So obviously I cant sleep, I have been up since 2 thinking about how far we have come in over 7 weeks and was just so excited and feeling so blessed I can not sleep... So I had another doctor appointment yesterday and she was very encouraging. I want to start off by saying that right when I get there the nurse always asks me how my week was and so does the doctor, and I told them both that last week I bleed SO much!!!!And Saturday after bleeding for 4 heavy days I prayed and prayed and prayed that I would quit bleeding at least for Mothers Day and I did...Prayers answered!!!They both told me to do what works, keep praying!!!Isnt that encouraging!!!!Prayers are working...
My non stress test turned out good-baby reacted as they hoped for so that is great and I gained 1 pound in 1 week, so right on normal(at least 1 thing is normal)She still feels I need to gain more weight so she told me to go buy protein shakes and start drinking at least 1 a day. So if anyone out there knows of one and flavor thats good please let me know. My patients never liked them so I am nervous about having to drink them... So babys good, I am good(as good as I can be), so good, good....1 more week down.(literaly 1 more week we made it and 1 week laying down-haha!!)The doctor sat with me and just asked how I was doing. That was so great becuse I feel like its baby,baby,baby all the time and dont get me wrong I know why its baby all the time, but it was just so nice for her to be concerned with how I am doing and feeling. She said that she is proud of me and how far Ive come. Im with her,I think that I have accepted that I can go anytime and am ok(today-everyday varies)for the most part. I feel so very blessed the good Lord brought us from 24 weeks to 32 weeks...Isnt that amazing? Its a miracle....I figure if I go today,I got 7+ weeks in since diagnoses and that's HUGE!!! So I do feel so blessed today and just cant sleep.
So I am thinking I need to start getting prepared for a baby-I think I am getting mentally ready and am freaking out a little. I have put off the whole what do I need because I feared the worst, but today I am hopeful, so time to start thinking about it. My dear friend Jaline is throwing me a baby shower this Sunday.

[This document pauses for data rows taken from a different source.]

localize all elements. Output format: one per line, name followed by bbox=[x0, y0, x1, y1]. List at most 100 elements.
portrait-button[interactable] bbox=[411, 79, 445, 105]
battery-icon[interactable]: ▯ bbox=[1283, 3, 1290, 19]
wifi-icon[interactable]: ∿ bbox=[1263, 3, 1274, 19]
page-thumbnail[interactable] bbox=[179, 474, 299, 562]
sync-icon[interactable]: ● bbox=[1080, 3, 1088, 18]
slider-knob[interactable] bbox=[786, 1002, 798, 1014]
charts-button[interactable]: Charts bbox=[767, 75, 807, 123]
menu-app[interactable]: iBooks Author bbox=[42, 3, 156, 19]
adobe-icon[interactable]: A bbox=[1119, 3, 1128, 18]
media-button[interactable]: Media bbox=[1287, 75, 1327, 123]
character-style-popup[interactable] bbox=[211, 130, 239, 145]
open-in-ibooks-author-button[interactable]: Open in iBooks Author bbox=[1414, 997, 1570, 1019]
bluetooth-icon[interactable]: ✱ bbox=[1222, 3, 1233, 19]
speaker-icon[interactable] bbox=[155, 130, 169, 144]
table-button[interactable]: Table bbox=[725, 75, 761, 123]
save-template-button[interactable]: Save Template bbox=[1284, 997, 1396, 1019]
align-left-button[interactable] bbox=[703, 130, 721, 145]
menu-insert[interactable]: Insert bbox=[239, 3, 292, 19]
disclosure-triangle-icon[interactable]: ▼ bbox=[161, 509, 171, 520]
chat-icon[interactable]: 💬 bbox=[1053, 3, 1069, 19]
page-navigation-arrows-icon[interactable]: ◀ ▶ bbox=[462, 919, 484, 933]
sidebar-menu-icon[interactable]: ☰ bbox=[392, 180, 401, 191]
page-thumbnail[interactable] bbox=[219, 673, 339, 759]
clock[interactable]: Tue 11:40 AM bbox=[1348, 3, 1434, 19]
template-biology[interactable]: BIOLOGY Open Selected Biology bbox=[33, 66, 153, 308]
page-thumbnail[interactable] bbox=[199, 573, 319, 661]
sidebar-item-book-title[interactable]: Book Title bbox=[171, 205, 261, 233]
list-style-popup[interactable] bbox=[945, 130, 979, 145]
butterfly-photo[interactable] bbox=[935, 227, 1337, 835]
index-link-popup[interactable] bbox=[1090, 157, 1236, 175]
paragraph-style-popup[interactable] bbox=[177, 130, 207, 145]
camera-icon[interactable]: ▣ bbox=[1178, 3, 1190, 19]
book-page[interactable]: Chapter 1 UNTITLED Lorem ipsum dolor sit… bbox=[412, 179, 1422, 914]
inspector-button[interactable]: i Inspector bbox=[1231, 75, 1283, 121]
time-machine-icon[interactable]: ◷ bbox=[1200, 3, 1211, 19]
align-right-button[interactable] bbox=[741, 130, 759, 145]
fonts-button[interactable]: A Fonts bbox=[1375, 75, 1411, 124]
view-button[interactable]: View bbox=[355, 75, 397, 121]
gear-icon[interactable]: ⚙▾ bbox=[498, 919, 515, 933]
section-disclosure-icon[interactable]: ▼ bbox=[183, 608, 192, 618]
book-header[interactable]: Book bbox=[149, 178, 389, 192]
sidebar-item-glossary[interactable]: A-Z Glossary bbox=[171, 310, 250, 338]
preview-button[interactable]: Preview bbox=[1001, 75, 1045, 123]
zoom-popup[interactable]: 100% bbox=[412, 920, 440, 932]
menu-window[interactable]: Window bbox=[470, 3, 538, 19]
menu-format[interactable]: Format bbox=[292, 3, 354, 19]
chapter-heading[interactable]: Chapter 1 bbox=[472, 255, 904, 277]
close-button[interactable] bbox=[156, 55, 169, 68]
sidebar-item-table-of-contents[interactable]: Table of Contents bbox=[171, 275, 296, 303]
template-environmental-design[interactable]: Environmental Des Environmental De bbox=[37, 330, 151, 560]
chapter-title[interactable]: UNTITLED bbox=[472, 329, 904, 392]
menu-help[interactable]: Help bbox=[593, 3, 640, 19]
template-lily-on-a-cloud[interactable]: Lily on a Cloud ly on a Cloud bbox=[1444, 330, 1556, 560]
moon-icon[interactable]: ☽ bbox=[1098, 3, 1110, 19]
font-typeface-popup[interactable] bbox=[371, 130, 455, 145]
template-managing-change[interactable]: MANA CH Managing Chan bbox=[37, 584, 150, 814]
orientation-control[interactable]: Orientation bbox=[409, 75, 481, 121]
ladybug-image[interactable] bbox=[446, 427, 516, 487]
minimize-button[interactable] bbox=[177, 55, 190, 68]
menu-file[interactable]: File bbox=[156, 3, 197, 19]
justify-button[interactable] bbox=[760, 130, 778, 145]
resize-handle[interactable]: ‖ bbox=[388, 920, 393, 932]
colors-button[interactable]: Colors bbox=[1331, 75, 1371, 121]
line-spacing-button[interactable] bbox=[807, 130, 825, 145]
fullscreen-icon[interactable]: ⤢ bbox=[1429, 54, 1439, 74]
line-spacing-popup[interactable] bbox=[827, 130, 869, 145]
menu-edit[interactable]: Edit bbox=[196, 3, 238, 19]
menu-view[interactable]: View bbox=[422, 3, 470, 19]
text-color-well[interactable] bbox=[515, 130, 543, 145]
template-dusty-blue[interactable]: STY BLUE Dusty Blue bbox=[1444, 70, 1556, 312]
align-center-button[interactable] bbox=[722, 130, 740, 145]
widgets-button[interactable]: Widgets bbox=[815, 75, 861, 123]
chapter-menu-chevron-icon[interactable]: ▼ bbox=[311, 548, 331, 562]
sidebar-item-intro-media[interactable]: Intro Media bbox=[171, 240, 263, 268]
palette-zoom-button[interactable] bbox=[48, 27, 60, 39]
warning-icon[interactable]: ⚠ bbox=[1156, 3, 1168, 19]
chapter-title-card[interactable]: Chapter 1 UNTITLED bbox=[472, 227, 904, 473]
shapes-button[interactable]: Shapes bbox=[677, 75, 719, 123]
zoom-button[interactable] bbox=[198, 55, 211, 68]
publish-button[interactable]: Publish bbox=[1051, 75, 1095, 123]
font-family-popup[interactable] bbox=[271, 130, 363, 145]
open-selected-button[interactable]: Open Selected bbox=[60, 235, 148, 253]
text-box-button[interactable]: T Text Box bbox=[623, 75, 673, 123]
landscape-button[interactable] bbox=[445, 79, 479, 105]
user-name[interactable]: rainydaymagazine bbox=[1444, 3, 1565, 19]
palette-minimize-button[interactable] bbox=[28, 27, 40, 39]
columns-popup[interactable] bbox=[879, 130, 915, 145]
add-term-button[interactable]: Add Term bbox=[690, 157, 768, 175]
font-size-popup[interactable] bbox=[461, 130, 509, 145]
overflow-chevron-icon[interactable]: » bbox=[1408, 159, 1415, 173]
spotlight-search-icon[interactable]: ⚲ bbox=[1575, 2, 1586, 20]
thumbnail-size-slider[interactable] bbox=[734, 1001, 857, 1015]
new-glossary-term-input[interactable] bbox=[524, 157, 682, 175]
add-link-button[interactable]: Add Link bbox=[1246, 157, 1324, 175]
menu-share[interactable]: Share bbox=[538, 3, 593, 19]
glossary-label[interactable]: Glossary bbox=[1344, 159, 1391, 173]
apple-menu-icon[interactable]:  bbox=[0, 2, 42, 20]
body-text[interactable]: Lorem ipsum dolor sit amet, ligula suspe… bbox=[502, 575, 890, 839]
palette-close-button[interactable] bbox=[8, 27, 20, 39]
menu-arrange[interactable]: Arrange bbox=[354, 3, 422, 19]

Bless her heart, she has been such an amazing friend through out the years...She is a giver all the way....She is one of my strongest rocks-everyday she calls me,worries about me,prays for me, she is just one of those people that I dont know, that you just feel that God has placed in your life,she is just a true blessing.. So I am so looking forward to an outing and to see all of my dear friends and family, whom I love so much and have missed!!!!And the food is going to be amazing!!!!Tucker's sure know how to prepare food....So on another note my husband has noticed I have been freaking out about not having baby stuff-so bless his heart he went and bought me a changing table/dresser and he surprised me with a stroller carseat combo yesterday!!!!What a great man.... He knows this whole not shopping thing is killing me. I mean how many times do you get to go shopping for baby stuff? And since God has such a great sense of humor with placing our children 6 years apart....So shopping begins(online) and I am feeling less anxiety as 1 more thing is checked off my list of buys. Well 2 I guess.. What an awesome man Mike is!!!! Love him to pieces!!!!
So I wanted to give you all an update on the doctor appointment. And tell you about how blessed I feel today. I want to thank everyone for their prayers and support, I could not have made it this far with out any of you so thank you, thank you, thank you.....
God is good!!!!!!
Thanks for the update! I am so glad you have come so far. This baby is sure to be a fighter. Watch out world! Continuing to pray for peace and strength as you go through this final waiting period.